Dumbledore is equally pale, disheveled, ghostly. The kind of pallor that cannot happen in a day, but adds up slowly over weeks, months, years. Snape can see, because he knows how to look for it, the way his headmaster's hands are trembling; the burned wand arm more obviously, but both of them even so.
Senses honed from years spent in the dungeons notice a faint scent of Wit-Sharpening Potion from one of the Death Eaters behind him. Not the werewolf, he's guessing.
Someone cast Petrificus Totalus up here a few minutes ago.
He feels like he's stalling for time, indulging these thoughts, though he knows only seconds have passed. But he doubts he'll get more than seconds to make this decision. The people behind him aren't really inclined to wait politely at the moment.
Draco's hand steadies itself, gradually.
And Dumbledore's eyes are pleading with him, and Snape has known for a year that Albus Dumbledore is already dying and he is going to have to deliver the finishing blow and it's not fair and it's not right and isn't it just a perfectly fucking typical way for everything to go.
Draco's elbow locks in place, his eyes steady on some spot just below Dumbledore's eyes as he steels himself to walk down a path he can't return from.
Snape knew it would come to this. Hell, he helped it along. He has no right to feel, even for the briefest second, as if he is about to kill his father to save his son.
But he does anyway. Only, of course, for the barest moment.

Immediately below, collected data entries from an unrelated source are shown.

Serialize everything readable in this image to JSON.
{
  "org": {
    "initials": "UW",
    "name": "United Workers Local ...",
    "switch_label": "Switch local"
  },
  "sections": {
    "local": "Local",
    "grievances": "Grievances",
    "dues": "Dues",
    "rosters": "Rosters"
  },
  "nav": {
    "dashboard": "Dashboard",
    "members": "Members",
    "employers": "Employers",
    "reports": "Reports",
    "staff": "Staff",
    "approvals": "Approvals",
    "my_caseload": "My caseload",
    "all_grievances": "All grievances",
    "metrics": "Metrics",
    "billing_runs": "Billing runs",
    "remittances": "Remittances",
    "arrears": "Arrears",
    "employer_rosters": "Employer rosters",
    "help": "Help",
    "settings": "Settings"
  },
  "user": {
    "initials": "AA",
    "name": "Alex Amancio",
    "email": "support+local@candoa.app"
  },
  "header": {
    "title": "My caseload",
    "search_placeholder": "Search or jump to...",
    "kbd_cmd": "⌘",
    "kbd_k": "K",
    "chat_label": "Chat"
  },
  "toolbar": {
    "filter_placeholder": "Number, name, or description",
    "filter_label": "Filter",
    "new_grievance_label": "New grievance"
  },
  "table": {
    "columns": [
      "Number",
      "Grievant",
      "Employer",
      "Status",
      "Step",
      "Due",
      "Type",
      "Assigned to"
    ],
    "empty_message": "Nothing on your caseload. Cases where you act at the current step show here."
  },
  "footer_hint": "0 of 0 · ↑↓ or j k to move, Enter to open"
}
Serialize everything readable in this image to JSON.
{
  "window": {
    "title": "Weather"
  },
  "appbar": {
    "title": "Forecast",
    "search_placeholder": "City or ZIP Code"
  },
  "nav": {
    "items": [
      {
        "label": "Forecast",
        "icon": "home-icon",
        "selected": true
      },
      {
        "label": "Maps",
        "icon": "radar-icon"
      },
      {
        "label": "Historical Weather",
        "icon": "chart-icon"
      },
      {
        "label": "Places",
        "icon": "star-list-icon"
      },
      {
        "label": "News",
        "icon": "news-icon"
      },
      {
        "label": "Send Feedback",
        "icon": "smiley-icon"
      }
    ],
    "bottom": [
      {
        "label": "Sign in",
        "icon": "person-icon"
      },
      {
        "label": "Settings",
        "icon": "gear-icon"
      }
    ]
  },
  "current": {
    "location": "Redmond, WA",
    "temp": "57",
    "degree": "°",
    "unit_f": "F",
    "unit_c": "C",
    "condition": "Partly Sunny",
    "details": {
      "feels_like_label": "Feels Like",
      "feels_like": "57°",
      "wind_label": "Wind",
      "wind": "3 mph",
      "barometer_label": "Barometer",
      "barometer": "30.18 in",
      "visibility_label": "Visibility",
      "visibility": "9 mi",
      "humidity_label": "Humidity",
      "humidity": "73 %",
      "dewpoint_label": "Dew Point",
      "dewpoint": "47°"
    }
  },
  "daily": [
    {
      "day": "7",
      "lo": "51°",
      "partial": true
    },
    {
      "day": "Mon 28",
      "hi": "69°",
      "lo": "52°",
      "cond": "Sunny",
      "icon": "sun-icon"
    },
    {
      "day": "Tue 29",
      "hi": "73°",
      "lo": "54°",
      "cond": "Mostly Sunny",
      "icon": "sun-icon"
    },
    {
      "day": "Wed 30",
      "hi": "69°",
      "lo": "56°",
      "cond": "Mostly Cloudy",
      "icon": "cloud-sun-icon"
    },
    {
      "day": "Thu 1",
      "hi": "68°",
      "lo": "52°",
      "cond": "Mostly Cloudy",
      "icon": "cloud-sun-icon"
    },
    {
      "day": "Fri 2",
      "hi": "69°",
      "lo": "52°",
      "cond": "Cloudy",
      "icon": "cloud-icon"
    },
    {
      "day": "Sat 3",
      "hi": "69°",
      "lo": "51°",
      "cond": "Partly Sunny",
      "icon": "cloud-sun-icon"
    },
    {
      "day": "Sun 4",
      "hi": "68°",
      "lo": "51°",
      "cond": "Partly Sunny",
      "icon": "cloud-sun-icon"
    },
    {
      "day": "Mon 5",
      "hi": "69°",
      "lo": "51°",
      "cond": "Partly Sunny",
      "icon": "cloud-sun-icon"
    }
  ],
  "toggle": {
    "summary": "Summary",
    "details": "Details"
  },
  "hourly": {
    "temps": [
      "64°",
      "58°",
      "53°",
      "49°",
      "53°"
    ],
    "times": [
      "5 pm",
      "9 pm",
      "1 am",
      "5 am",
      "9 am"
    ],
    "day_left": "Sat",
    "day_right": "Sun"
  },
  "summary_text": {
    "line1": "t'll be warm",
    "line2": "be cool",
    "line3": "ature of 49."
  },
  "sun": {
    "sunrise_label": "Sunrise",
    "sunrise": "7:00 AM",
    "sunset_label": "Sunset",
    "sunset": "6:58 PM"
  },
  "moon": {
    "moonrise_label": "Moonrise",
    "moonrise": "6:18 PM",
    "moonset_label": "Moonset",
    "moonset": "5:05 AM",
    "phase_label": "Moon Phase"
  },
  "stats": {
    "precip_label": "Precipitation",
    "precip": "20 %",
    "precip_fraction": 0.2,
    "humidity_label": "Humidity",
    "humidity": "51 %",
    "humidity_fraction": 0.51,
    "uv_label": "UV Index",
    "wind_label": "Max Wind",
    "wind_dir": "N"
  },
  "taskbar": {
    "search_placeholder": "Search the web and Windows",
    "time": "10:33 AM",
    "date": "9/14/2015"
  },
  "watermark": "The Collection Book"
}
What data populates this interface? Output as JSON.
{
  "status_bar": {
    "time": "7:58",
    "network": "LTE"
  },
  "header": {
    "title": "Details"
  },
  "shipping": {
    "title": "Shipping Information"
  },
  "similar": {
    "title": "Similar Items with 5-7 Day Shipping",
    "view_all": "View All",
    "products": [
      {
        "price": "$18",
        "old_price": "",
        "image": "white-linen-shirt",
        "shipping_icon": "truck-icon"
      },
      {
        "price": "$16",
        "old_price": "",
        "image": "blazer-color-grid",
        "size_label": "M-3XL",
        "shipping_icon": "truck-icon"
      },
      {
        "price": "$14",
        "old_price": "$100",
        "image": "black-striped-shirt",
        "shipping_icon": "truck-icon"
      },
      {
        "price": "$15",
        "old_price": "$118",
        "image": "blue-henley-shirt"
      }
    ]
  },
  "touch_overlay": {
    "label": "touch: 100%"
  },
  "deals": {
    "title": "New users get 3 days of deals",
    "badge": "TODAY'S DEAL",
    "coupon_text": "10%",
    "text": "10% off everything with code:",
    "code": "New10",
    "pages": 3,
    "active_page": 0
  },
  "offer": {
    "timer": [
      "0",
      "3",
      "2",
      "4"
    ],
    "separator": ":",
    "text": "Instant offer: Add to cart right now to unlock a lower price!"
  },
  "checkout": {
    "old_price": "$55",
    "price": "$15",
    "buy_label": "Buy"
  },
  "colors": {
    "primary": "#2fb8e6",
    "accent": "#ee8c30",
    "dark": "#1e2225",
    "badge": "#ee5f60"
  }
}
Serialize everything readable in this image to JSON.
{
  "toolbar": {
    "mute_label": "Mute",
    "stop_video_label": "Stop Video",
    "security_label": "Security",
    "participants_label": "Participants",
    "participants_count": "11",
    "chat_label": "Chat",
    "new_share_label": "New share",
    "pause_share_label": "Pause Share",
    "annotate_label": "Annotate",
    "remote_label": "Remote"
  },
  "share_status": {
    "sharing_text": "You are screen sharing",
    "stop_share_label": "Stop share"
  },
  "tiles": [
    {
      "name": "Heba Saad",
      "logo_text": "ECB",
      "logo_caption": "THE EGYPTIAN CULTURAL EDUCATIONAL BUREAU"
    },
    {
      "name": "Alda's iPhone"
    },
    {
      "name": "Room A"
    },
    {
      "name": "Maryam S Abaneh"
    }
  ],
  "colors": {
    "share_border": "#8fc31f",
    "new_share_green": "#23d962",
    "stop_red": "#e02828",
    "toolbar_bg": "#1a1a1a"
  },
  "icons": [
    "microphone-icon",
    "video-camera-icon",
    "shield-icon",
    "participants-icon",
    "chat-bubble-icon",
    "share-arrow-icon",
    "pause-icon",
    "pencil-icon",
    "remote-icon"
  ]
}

"Severus, please," Dumbledore whispers, and Snape thinks this may be the first time in their long acquaintance that Albus Dumbledore has asked Severus Snape to do something, not to further the cause of stopping Lord Voldemort, but... simply for Albus Dumbledore.
Not that this will all go to waste, in the grand scheme of things.
The old bastard is shrewd like that.
The only thing Severus really regrets, as he shouts the curse, is that he won't get to come to the funeral.